I'd argue that a similar situation now exists with abortion and other reproductive and personal rights. Lots of things that many people take for granted rest on a series of court decisions -- Roe v. Wade chief among them -- which are rather delicate logical and jurisprudential constructs. Had Roe not been decided the way it was, political will might have developed in the 1970s to codify an actual right to privacy, rather than relying on the flawed concept of a "pneumbra." Unfortunately, the latter path was taken, and now a whole host of rights ride on a this concept. As soon as people began to take those rights for granted, the opportunity of actually having enough momentum to get an actual codified right disappeared. Today, if a handful of legal scholars can be convinced of the wrongness of Roe and the pneumbra concept, then not only abortion but the whole "right" to privacy could disappear.
Swallowing bad jurisprudence simply because it produces social good in the short term is almost always a bad idea, and it leads to less stability in the long run. It forces you to either run the risk of losing the social gains in order to overturn bad law (as in Roe), or in keeping the bad precedent and subsequent bad judgements in order to keep the social good (as with your example of Raich and civil rights).

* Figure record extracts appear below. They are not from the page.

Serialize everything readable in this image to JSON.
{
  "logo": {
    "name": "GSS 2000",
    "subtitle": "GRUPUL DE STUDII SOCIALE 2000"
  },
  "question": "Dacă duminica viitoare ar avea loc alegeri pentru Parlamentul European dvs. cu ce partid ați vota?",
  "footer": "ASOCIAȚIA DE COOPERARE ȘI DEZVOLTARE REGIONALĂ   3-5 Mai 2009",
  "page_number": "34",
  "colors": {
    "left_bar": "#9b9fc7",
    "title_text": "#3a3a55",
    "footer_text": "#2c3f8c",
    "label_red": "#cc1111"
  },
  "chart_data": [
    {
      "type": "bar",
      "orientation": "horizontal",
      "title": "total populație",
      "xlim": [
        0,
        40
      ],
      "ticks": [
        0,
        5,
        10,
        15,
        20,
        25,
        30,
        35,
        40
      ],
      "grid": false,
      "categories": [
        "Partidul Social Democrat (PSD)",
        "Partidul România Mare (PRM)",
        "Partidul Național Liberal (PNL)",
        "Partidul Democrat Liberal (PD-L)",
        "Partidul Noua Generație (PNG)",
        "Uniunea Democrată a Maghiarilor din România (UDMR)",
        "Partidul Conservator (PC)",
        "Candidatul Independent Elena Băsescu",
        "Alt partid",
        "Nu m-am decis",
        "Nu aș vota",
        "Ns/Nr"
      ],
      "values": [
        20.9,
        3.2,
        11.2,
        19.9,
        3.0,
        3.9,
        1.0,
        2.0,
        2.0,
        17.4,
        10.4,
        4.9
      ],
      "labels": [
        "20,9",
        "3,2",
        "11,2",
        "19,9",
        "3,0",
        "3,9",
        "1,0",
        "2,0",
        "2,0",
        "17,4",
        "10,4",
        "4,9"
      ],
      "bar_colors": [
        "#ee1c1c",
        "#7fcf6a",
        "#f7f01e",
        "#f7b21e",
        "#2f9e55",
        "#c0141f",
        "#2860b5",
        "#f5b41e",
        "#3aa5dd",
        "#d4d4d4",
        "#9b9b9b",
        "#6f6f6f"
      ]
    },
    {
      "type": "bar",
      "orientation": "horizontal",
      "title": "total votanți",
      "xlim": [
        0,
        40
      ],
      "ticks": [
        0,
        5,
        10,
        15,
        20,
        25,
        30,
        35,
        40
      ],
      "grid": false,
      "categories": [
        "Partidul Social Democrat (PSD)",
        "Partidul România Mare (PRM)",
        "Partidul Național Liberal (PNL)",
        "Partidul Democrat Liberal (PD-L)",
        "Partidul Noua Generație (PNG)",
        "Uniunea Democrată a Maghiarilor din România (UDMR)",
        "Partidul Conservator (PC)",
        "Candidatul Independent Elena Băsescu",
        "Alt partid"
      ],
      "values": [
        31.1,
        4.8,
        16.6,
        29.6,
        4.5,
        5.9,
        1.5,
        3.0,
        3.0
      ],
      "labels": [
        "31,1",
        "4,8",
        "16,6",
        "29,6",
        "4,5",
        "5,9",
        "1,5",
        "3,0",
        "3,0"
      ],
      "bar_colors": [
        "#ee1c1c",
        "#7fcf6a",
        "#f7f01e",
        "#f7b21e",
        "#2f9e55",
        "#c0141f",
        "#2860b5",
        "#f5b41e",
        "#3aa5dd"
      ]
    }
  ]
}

"Rights" won on questionable legal arguments can hardly said to be 'won' at all -- they're the social-freedom versions of stock-market bubbles. Pleasant, ephemeral, but apt to cause chaos one way or another whether they burst or remain. Slow growth based on actual legislative action is far better in the long run, painful as it may be in the present. Sometimes extreme pain is what's required to motivate both the people and the Legislative branch into action.
At least one President and a majority in both the Congress and Senate decided that certain types of speech should be against the law. I guess that means hate speech isn't really treated the same way as other forms of speech.
Cite please.
There aren't, that I know of, any Federal laws against hate speech, when it is simply "speech" and not action-producing. It is still protected as political speech, just like anything else. There are certain types of "speech" which are prohibited if they incite particular actions, but they prohibited by virtue of being actions-as-speech rather than speech per se. This has broad historical basis in the prohibitions against inciting riots, and the "fire in a crowded theater" example.
Neither one is really a type of speech being against the law, when the speech is considered independently of the action it provokes. This may seem like an academic point, but it is not. It's the difference between it actually being illegal to say something due to subject matter, and being illegal to say something in a particular time and place, to a particular audience, in order to produce a particular effect. Both situation and motivation play into its prohibition.
There is a very big difference between saying that you can't deny the Holocaust, period, and saying that you can't tell a bunch of people at a white supremacist rally to go out and kill Jews. The second case is clearly an incitement to violence and thus isn't just speech, it's also action-causing in a direct and predictable way. The first case is blatantly censorious and (although it is the case in many European countries,) would not pass Constitutional muster in the U.S. -- even if a simple majority of Congress and the President wanted to make it illegal.